Spanish football manager

Josep Ferrando Sancho (born 5 October 1994) is a Spanish retired footballer who played as a midfielder, and the assistant manager of CD Eldense.

==Career==
Born in Amposta, Tarragona, Catalonia, Ferrando played for UE Rapitenca, CF Ampolla and CF Amposta as a senior before retiring in 2018, aged 23. Upon retiring, he started working in the youth categories of RCD Espanyol, being initially an assistant of the Cadete squad.

In July 2023, Ferrando was named manager of the Infantil A team of the Pericos, before becoming Joan Suriol's assistant in the Juvenil A squad the following March. In July 2025, he joined the staff of Javier Cabello at CD Eldense, as an analyst.
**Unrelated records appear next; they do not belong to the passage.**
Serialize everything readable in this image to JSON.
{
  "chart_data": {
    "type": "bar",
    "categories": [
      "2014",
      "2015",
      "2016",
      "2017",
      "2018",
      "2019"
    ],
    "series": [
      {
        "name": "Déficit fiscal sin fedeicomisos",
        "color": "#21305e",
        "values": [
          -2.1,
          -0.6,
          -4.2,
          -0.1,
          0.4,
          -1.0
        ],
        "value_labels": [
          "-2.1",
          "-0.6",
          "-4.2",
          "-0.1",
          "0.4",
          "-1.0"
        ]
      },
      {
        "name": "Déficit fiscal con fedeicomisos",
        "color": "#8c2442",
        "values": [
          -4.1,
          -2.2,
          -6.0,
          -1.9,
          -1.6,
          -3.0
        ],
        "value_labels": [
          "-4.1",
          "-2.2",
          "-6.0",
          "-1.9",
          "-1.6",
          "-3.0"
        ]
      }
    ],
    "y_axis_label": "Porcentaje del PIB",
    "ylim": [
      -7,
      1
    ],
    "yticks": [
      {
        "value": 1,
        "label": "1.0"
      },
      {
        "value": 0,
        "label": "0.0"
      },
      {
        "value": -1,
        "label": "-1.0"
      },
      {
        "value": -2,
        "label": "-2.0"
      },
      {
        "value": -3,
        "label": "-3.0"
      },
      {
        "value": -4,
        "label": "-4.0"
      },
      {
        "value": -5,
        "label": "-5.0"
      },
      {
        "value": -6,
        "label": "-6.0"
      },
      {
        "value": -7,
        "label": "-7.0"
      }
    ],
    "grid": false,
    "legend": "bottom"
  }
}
Ferrando became an assistant when Claudio Barragán became manager of the Azulgranas in October 2025, and helped the club to achieve promotion to Segunda División. On 6 September 2026, he was appointed caretaker manager of the side, after Barragán was sacked.

On his professional debut on 13 September 2026, Ferrando led Eldense to a 1–0 away win over Sporting de Gijón.